The ranger would save me a really nice electric site. Then the ranger would meet me and escort me to the site. All the other campers were like, Who is this VIP?
There’s a lot to explore that you can’t do in just a weekend. I would hike all the trails. As a photographer, there are certain times the light is really good—morning and afternoon—so I’d plot out where I wanted to go, then I’d spend a couple days writing the blog.
I wanted to have fun, too. I didn’t want to just go in there and zoom, zoom, zoom. I recommend a week at any campground.
This summer, I’m camp hosting at Verlot, by Granite Falls, in Washington. Only 23 sites, right on the river. I met so many nice camp hosts in my travels, and they kept telling me what a nice thing it is. So instead of driving, this is what I’m doing.
New Mexico goes out of its way with the visitor centers—they’re like mini-museums.
It was a blast. All in all, I can’t say any are bad. Every park is unique in its own way.
Greg Wood reveals what he loves about his favorite parks.
Cimarrón Canyon. “It’s got wonderful little rock pools.”
Navajo Lake. “It’s a huge place if you like water sports, and there was a boat show going on—a fun place. Lots of stuff for the kids to do.”

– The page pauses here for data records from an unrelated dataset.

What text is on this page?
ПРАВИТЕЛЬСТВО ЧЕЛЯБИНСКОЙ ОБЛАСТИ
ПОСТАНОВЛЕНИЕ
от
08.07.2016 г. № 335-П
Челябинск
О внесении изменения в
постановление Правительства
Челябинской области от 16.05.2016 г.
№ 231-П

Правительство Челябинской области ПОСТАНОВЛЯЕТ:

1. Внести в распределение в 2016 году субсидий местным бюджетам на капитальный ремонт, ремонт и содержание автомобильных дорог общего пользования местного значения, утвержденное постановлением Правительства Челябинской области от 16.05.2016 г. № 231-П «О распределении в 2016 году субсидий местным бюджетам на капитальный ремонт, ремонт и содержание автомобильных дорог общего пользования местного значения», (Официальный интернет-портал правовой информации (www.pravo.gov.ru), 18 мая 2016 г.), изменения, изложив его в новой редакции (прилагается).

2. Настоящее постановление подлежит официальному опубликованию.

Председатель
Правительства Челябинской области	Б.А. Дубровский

Clayton Lake State Park & Dinosaur Trackways. “It is out in the boonies, but there’s a spectacular reservoir there, and the dinosaur tracks and
boardwalks—kids love that stuff.”
Fenton Lake. “Wonderful hikes all around it, through meadows filled in the spring and summer with hummingbirds and wildflowers. It was more rustic camping, but I loved it.”
City of Rocks. “It’s just unbelievably weird. It’s like, What’s with these rocks? And trails go all through it.”